Les teneurs en phosphore des sols sont extraites de la base de données des concentrations en phosphore total des sols22.

Pression en phosphore diffus et évolution Les flux d’apport diffus de phosphore par masse d’eau de surface, représentés dans la Carte 37, et leurs concentrations en moyennes annuelles au cours de la période 2010-2016 ont ensuite été calculés. Aucun effet du passage à travers la zone riparienne n’est pris en compte dans le cas du phosphore par manque de données.

Carte 37. Apports en phosphore diffus aux masses d’eau de surface

Les régions sujettes à forte érosion comme la Normandie ou l’Oise sont également les plus émettrices de phosphore diffus. À contrario, les régions de faible érosion, comme la Champagne, sont les régions les moins émettrices de phosphore diffus vers les cours d’eau.

Ces apports ne sont pas en relation directe avec les pratiques agricoles actuelles. Ils reflètent plutôt le stock de phosphore présent dans la couche superficielle du sol, qui lui-même est principalement un héritage des pratiques agricoles antérieures. Actuellement, les pratiques agricoles aboutissent plutôt à réduire lentement le stock considérable de phosphore

accumulé dans les sols. Même si l’efficacité d’abattement du phosphore des eaux usées par le parc de stations d’épuration est supérieure à 75 %, les apports ponctuels restent, à l’échelle du bassin de la Seine, du même ordre de grandeur que les apports diffus.

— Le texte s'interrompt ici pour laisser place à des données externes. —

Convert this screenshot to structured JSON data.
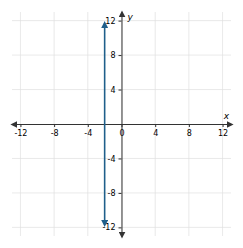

Le nombre de masses d’eau superficielles impactées de manière significative a doublé depuis le dernier état des lieux

La pression en phosphore est jugée significa-tive sur la base du croisement entre la qualité de la masse d’eau en matière de phosphore (état écologique 2019) et la contribution du lessivage des sols agricoles à l’impact global du phosphore déterminé à l’aval de chaque masse d’eau établie

par le modèle PEGASE. Les résultats obtenus ont été soumis à l’expertise locale des services de l’agence de l’eau et de l’Etat, compte tenu des données de surveillance de la qualité de l’eau disponibles ainsi que d’éventuelles données de pression plus précises.

Les masses d’eau dont l’état écologique est déclassé par le phosphore et dont le bilan des flux de phosphore à l’exutoire montre une part

significative du lessivage des sols (seuil de 10 à 40 % suivant le niveau de déclassement par le phosphore) sont considérées comme subissant une pression diffuse significative en phosphore total. Comme le montre la Carte 38, 189 masses d’eau sont concernées sur les 334 masses d’eau déclassées par le phosphore (les autres proviennent significativement de rejets ponctuels).

Carte 38. Bassins versants de masses d’eau impactées par une pression significative en phosphore diffus

Le nombre de masses d’eau déclassées par le phosphore diffus a doublé depuis l’état des lieux de 2013, qui les chiffrait alors à 94.